L’instinct maternel avait fini par déglacer ce cœur resté si longtemps fermé à son dernier enfant.

Elle eut une exclamation joyeuse en apercevant Marc et l’embrassa avec tendresse.

Mise au courant des événements survenus :

« Que voulez-vous ? dit-elle, il n’y a pas à s’en casser la tête contre les murs… Legonidec est parti ne laissant personne derrière lui. Il l’aurait dit si quelqu’un des siens survivait. Au contraire il déclare que son nom s’éteint à sa mort. Il est dans la paix… Cela vaut mieux qu’une réparation si tardive et dont sa fille, sa plus grande affection, n’eût point profité. À quoi cela aurait-il abouti ? À rejeter la honte d’une famille sur l’autre, et ce seraient encore des innocents qui pâtiraient.

— Nous devons quand même faire connaître la vérité à ceux devant qui, jadis, il s’est vu calomnié, intervint Pierre.

— Oui, nous le devons et ce sera fait, fait par moi, déclara M. Aubertin, mais sans nommer le coupable. Ainsi, justice sera rendue et tout se trouvera sauvegardé.

— Merci pour la mémoire de mon oncle.

— Ce n’est pas pour lui, mon enfant, que je garderai ce secret ; c’est pour vous, dont la droiture m’inspire tant d’ad…

— Oh ! je vous en supplie, interrompit vivement le jeune homme ; c’est de la probité stricte, rien de plus. On ne mérite pas d’éloges pour être honnête ; où en serions-nous ? »

Et il ajouta tout de suite :

« Voulez-vous que nous fassions un compte approximatif de ce qui fût revenu à Legonidec et de ce qui vous revient à vous, monsieur ? J’ai grande hâte que tout ceci soit réglé. »

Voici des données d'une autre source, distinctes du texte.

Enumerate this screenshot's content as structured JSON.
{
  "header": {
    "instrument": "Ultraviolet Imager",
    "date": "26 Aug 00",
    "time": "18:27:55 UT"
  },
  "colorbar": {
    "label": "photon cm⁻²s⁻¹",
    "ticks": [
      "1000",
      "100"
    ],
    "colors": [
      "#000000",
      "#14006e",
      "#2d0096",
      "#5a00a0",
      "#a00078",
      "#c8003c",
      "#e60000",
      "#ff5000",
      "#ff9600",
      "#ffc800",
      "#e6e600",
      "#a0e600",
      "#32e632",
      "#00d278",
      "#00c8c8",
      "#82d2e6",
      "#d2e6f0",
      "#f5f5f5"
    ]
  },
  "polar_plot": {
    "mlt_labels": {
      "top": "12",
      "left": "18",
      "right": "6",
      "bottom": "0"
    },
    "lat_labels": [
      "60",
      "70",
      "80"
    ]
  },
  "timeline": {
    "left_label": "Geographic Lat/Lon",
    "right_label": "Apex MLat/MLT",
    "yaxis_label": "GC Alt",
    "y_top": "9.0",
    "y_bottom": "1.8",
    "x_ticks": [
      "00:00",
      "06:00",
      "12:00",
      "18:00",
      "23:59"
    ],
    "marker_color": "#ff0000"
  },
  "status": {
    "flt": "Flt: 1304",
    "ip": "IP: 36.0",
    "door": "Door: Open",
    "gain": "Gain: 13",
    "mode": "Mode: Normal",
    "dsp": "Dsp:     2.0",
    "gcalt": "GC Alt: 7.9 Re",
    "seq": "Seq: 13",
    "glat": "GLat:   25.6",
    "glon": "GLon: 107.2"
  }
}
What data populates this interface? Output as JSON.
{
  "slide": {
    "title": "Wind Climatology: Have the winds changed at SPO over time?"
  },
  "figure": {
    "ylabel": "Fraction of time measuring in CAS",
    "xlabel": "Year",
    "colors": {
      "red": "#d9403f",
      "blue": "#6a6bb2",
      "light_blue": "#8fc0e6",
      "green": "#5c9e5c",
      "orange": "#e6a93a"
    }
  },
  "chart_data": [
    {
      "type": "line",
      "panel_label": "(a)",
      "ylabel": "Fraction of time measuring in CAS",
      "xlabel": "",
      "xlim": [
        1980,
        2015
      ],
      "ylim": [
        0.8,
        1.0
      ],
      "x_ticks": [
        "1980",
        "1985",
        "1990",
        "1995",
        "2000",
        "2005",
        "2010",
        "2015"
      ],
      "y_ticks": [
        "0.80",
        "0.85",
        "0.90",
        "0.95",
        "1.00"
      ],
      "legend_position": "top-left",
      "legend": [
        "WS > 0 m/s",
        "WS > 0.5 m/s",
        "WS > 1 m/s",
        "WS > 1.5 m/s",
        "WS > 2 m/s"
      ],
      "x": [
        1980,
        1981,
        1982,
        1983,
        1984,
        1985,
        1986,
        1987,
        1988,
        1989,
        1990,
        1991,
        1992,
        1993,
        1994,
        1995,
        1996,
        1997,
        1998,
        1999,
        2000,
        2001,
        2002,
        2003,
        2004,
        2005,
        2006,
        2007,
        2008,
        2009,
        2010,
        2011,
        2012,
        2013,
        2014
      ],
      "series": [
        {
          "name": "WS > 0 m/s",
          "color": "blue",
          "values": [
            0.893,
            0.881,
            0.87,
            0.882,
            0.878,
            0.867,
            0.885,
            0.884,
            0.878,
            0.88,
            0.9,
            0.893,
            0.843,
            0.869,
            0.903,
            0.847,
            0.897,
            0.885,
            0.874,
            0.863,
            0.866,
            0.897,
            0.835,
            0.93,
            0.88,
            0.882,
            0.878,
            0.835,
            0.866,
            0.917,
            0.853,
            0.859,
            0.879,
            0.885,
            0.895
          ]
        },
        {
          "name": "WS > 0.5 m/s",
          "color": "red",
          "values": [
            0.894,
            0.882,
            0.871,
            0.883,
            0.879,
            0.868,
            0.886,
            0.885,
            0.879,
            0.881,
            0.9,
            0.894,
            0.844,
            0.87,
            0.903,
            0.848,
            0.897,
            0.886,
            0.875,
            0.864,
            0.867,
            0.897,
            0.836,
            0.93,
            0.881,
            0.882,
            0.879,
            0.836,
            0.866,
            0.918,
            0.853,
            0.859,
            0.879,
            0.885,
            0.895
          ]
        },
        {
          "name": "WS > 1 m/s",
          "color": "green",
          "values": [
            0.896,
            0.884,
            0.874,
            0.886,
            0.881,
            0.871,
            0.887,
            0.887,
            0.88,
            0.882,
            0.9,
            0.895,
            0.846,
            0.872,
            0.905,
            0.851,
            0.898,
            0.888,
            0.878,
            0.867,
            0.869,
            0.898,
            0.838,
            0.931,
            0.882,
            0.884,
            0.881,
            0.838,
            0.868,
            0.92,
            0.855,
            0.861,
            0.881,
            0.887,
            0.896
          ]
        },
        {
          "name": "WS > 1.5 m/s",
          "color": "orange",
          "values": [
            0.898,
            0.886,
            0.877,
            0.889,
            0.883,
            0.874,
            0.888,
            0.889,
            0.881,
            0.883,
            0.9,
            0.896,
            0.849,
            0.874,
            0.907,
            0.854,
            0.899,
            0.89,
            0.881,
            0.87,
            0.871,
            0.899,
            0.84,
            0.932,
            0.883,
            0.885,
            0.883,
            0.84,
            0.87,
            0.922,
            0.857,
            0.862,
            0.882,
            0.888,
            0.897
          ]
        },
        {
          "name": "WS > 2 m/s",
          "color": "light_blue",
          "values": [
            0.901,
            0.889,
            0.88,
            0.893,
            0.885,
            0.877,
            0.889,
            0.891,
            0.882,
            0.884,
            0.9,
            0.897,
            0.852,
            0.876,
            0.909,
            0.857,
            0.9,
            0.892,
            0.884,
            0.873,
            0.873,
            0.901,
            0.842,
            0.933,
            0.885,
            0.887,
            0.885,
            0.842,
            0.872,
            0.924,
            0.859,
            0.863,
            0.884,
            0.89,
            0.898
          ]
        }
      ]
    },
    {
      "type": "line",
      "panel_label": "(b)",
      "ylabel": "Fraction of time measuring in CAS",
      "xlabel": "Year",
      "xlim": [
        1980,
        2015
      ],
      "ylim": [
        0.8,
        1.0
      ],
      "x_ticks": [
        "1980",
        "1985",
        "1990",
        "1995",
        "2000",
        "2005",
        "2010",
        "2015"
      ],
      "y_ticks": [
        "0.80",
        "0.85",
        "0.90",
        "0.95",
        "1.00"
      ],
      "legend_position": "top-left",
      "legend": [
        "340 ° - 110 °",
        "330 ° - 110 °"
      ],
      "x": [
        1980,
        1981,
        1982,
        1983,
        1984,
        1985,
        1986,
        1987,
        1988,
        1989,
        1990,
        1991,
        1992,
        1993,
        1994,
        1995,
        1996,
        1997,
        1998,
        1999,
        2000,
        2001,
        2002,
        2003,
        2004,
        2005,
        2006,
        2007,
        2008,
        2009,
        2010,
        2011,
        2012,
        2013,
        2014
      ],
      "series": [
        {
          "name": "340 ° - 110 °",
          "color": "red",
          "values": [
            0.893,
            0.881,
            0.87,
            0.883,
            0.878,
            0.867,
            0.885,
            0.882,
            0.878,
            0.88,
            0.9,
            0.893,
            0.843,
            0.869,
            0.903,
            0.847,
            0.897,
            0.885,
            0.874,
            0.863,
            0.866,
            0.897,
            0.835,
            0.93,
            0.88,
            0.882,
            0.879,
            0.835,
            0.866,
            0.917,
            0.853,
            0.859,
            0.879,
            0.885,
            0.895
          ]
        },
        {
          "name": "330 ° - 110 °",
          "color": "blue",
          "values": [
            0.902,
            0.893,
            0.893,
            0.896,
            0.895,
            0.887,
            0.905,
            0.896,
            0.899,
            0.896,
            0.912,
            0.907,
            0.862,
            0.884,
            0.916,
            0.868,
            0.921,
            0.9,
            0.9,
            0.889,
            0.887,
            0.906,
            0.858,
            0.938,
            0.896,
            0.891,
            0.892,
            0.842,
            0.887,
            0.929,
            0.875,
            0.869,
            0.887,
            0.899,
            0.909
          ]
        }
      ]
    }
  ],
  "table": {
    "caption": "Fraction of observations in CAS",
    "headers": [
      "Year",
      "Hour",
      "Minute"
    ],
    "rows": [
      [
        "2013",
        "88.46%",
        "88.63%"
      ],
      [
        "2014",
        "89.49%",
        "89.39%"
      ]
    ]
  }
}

Cette fois, Mme Aubertin prit part au débat. Après tout, il était bien à eux, cet argent. Elle avait trop souffert de la pauvreté relative où ce malheureux événement l’avait condamnée à vivre pour ne se point réjouir à envisager cette situation nouvelle.

La seule excuse d’Odule étant d’avoir toujours considéré son prêteur involontaire comme un associé, Pierre exigea que les calculs fussent basés sur ce terme.

Ils donnèrent les résultats suivants : des seize cent mille francs, auxquels les frais et legs de tout genre réduiraient à peu près l’héritage, Legonidec, entré dans l’association pour quatorze mille francs, aurait droit à deux cent quatre-vingt mille ; M. Aubertin, à onze cents.

« Mais il ne te restera rien ! fit Marc, les sourcils froncés, l’air mécontent. Un décompte entre associés : soit ! La thèse est acceptable, mais à la condition qu’une large part soit réservée à celui qui a eu la peine de faire prospérer le capital commun.

— Vous discuterez de cela à table, interrompit Mme Aubertin. Passons dans la salle à manger.

— As-tu de quoi nous faire déjeuner ? interrogea son mari qui, connaissant la simplicité du menu, se sentait un peu anxieux.

— Oui. En voyant ces jeunes gens, Célestine a eu l’heureuse inspiration de courir chercher des côtelettes et du jambon. »

Glacial, ce déjeuner ! plein de gêne et de malaise, en dépit des efforts de Marc pour l’animer un peu.

Pierre s’était trop dépouillé : cela embarrassait ses hôtes.

Chez Mme Aubertin, ce sentiment se compliquait de la crainte que le compte arrêté ne fût pas définitif.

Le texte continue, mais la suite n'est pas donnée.